§ 4. Mr. Darling
To ask the Chancellor of the Duchy of Lancaster what recent representations he has received on the United Kingdom's spending on research and development.
§ The Parliamentary Under-Secretary of State for Industry and Consumer Affairs (Mr. John Butcher)
Ministers of this Department receive representations 306 regularly on all aspects of Britain"s research and development activities, including spending, from a variety of interested individuals and organisations.
§ Mr. Darling
Why does this country spend the lowest proportion of GDP on research and development of all our major competitors? Will not our balance of payments continue to deteriorate unless something is done about that? What do the Government intend to do to ensure increased spending on research and development?
§ Mr. Butcher
The hon. Gentleman has raised two points. He referred to the performance and spending from the private sector and industry, and to the level of spending sponsored by public funds. I shall answer his questions very clearly. If we consider Government-funded research and development as a percentage of GDP in 1985, we find that the figure for the United Kingdom is 1.3 per cent. for France 1.5 per cent., for West Germany 1.1 per cent., for Japan at 0.5 per cent., and for the United States 1.3 per cent. We compare quite favourably with the middle ground of the leading industrial nations.

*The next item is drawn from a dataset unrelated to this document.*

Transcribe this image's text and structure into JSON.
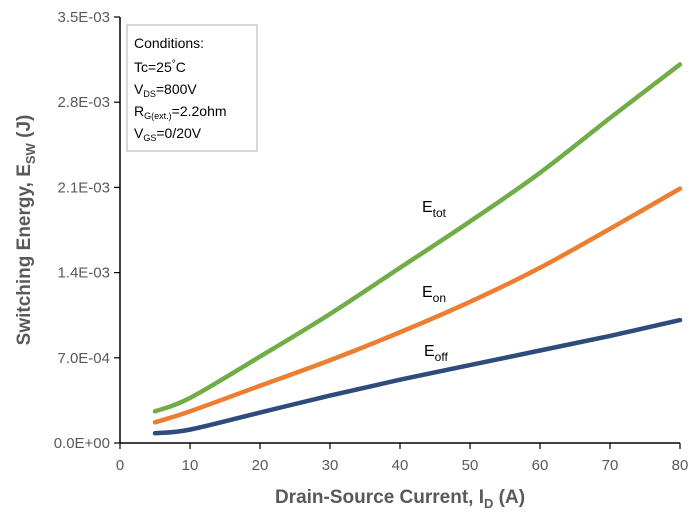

However, the hon. Gentleman has a point when he refers to the performance of our industry in matching its competitors in other parts of the world. We are significantly below the international average in that respect. Given that the private sector and industry are now making excellent profits, we should ensure that they are doing their job and increasing the proportion of spending on research and development.
§ Sir Ian Lloyd
My hon. Friend will be aware from the reports made by our science attaché in Washington that the United States has recently allocated $200 million to research into the human genome. What representations has my hon. Friend received from our scientific community on that subject? What importance do the Government attach to it, and how much are we proposing to spend on it?
§ Mr. Butcher
No representations on that subject have come to my office from our scientific community. I suspect that in the first instance those representations might go to another Department as the sponsoring Department. However, I shall examine the position to discover whether representations have been made to another Department and write to my hon. Friend.
§ Dr. Bray
Is the Minister not aware that a paper on the support for the international project to map the human genome has been submitted to and considered by the advisory council on science and technology? Is there no liaison between Government Departments on these matters? Is he aware that it is a very important programme which has technological applications, and applications in the treatment of disease and perhaps, most important of all, in basic research? Will he confirm that there is no danger of funds being diverted from the basic research budget to make up the deficiencies in support for industrial research from the Minister's Department?
§ Mr. Butcher
As I explained very clearly, there are different sponsoring Departments for different types of research. In the final analysis, bids from different Departments will, of course, eventually go through to the advisory council on science and technology, and if they are of major importance they may go to a sub-committee chaired by my right hon. Friend the Prime Minister, which 307 also considers those issues. Any major enabling technology or technique of that nature will receive the fullest consideration.
§ Mr. Speaker
Order. We are making very slow progress today. I ask the House for brief questions and we will then receive shorter answers.